There are some exceptions to the once per day feeding rule. Herbivores (vegetarians) need to eat frequently because they do not have large stomachs to hold a lot of food. In nature, they would graze all day long on plants. They should be given several small feedings a day or provided with live plants they can nibble. Newly hatched fry and young fish not fully grown, require more frequent feedings of special foods designed for fry.
At our store we feed twice a day with flake food in the morning and frozen food in the evening and algae eating fish get a strip of algae daily.
Feeding your coals and copepods is much different and we will add a page just for them here.
Not all fish require the same diet. Like other organisms, a fish is designed with a mouth, teeth, and a digestive tract that is intended for certain types of food. It’s important to keep in mind that any living creature will eat virtually anything if they are hungry enough. In other words, don’t make broad assumptions about the dietary needs of a fish based on observation alone.
Do your homework and find out what the fish needs to eat to remain healthy. There are three basic categories that fish can be classified in, based on their dietary needs. Those are carnivore, herbivore, and omnivore.
These are meat eaters, and generally requiring live foods. They have a large mouth with sharp pointed teeth that allow them to grasp their prey and tear off large chunks of flesh, which is swallowed whole rather than ground or chewed first.
Carnivores have a short intestinal tract, and a relatively large stomach designed to hold an entire fish. Their digestive system lacks the ability to digest vegetable matter, so even though they might eat plants, they cannot derive nutrients from them as other types of fish do. Because they will chase down and eat other fish in the aquarium, carnivores are not suitable for a community tank.
On the opposite end of the dietary food chain from carnivores is the herbivore. Although herbivores can sometimes be seen eating live foods, the proper diet for an herbivore consists of plants, algae, and fruits.
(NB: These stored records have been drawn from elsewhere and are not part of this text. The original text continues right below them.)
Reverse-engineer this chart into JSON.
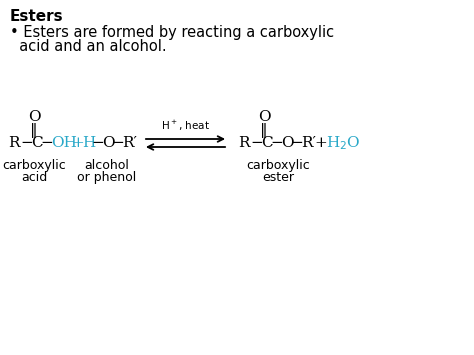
{
  "title": "Esters",
  "bullet_line1": "• Esters are formed by reacting a carboxylic",
  "bullet_line2": "  acid and an alcohol.",
  "bg_color": "#ffffff",
  "black": "#000000",
  "cyan": "#29A8C8",
  "title_fontsize": 11,
  "bullet_fontsize": 10.5,
  "chem_fontsize": 11,
  "label_fontsize": 9
}
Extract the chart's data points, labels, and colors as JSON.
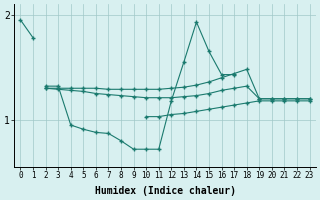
{
  "x_ticks": [
    0,
    1,
    2,
    3,
    4,
    5,
    6,
    7,
    8,
    9,
    10,
    11,
    12,
    13,
    14,
    15,
    16,
    17,
    18,
    19,
    20,
    21,
    22,
    23
  ],
  "color": "#1a7a6e",
  "bg_color": "#d8f0f0",
  "grid_color": "#a0c8c8",
  "xlabel": "Humidex (Indice chaleur)",
  "ylim": [
    0.55,
    2.1
  ],
  "yticks": [
    1,
    2
  ],
  "xlim": [
    -0.5,
    23.5
  ],
  "lines": [
    {
      "x": [
        0,
        1
      ],
      "y": [
        1.95,
        1.78
      ]
    },
    {
      "x": [
        2,
        3,
        4,
        5,
        6,
        7,
        8,
        9,
        10,
        11,
        12,
        13,
        14,
        15,
        16,
        17
      ],
      "y": [
        1.32,
        1.32,
        0.95,
        0.91,
        0.88,
        0.87,
        0.8,
        0.72,
        0.72,
        0.72,
        1.18,
        1.55,
        1.93,
        1.65,
        1.43,
        1.43
      ]
    },
    {
      "x": [
        2,
        3,
        4,
        5,
        6,
        7,
        8,
        9,
        10,
        11,
        12,
        13,
        14,
        15,
        16,
        17,
        18,
        19,
        20,
        21,
        22,
        23
      ],
      "y": [
        1.3,
        1.29,
        1.28,
        1.27,
        1.25,
        1.24,
        1.23,
        1.22,
        1.21,
        1.21,
        1.21,
        1.22,
        1.23,
        1.25,
        1.28,
        1.3,
        1.32,
        1.2,
        1.2,
        1.2,
        1.2,
        1.2
      ]
    },
    {
      "x": [
        2,
        3,
        4,
        5,
        6,
        7,
        8,
        9,
        10,
        11,
        12,
        13,
        14,
        15,
        16,
        17,
        18,
        19,
        20,
        21,
        22,
        23
      ],
      "y": [
        1.3,
        1.3,
        1.3,
        1.3,
        1.3,
        1.29,
        1.29,
        1.29,
        1.29,
        1.29,
        1.3,
        1.31,
        1.33,
        1.36,
        1.4,
        1.44,
        1.48,
        1.2,
        1.2,
        1.2,
        1.2,
        1.2
      ]
    },
    {
      "x": [
        10,
        11,
        12,
        13,
        14,
        15,
        16,
        17,
        18,
        19,
        20,
        21,
        22,
        23
      ],
      "y": [
        1.03,
        1.03,
        1.05,
        1.06,
        1.08,
        1.1,
        1.12,
        1.14,
        1.16,
        1.18,
        1.18,
        1.18,
        1.18,
        1.18
      ]
    }
  ]
}
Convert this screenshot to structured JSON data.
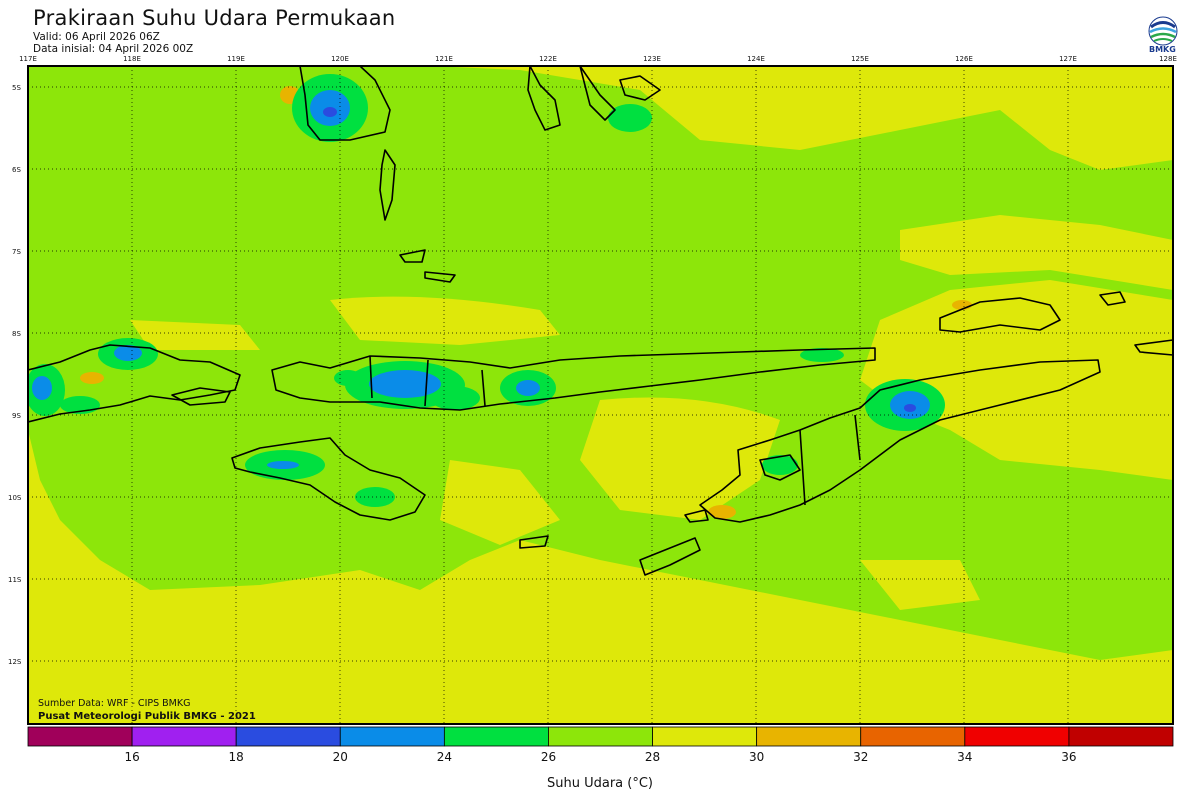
{
  "header": {
    "title": "Prakiraan Suhu Udara Permukaan",
    "valid": "Valid: 06 April 2026 06Z",
    "initial": "Data inisial: 04 April 2026 00Z"
  },
  "logo": {
    "text": "BMKG",
    "icon": "bmkg-logo-icon"
  },
  "map": {
    "lon_labels": [
      "117E",
      "118E",
      "119E",
      "120E",
      "121E",
      "122E",
      "123E",
      "124E",
      "125E",
      "126E",
      "127E",
      "128E"
    ],
    "lat_labels": [
      "5S",
      "6S",
      "7S",
      "8S",
      "9S",
      "10S",
      "11S",
      "12S"
    ],
    "background_color": "#8de60a",
    "source": "Sumber Data: WRF - CIPS BMKG",
    "credit": "Pusat Meteorologi Publik BMKG - 2021"
  },
  "colorbar": {
    "label": "Suhu Udara (°C)",
    "ticks": [
      "16",
      "18",
      "20",
      "24",
      "26",
      "28",
      "30",
      "32",
      "34",
      "36"
    ],
    "colors": [
      "#a0005a",
      "#a020f0",
      "#2a4ce0",
      "#0a8ce8",
      "#00e040",
      "#8de60a",
      "#dee80a",
      "#e8b400",
      "#e86400",
      "#f00000",
      "#c00000"
    ]
  }
}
They have no true stomach; instead, they possess a specialized intestine that is capable of breaking down plant matter. Their teeth are flat, which allows them to grind food before swallowing it. Because they lack a stomach for holding large volumes of food, the herbivore must eat frequently – at least several times per day. Because herbivores require frequent feedings of vegetables and fruits, they are often not the best choice for a community tank.
An omnivore will eat a variety of meat and vegetable matter. Although omnivores can and will eat vegetable matter, they cannot digest some types of grains and plants. Their teeth and digestive tract possess some of the traits of both the carnivore and the herbivore.
Omnivores are the easiest of all fish to feed, as they eat flake foods as well as live foods, and everything in between. For that reason, omnivores are an excellent choice for a community tank.
As you can see, it’s important to feed your fish the proper diet, as their bodies are designed for certain types of food. If you aren’t sure what type of food your fish needs, use the dietary type chart.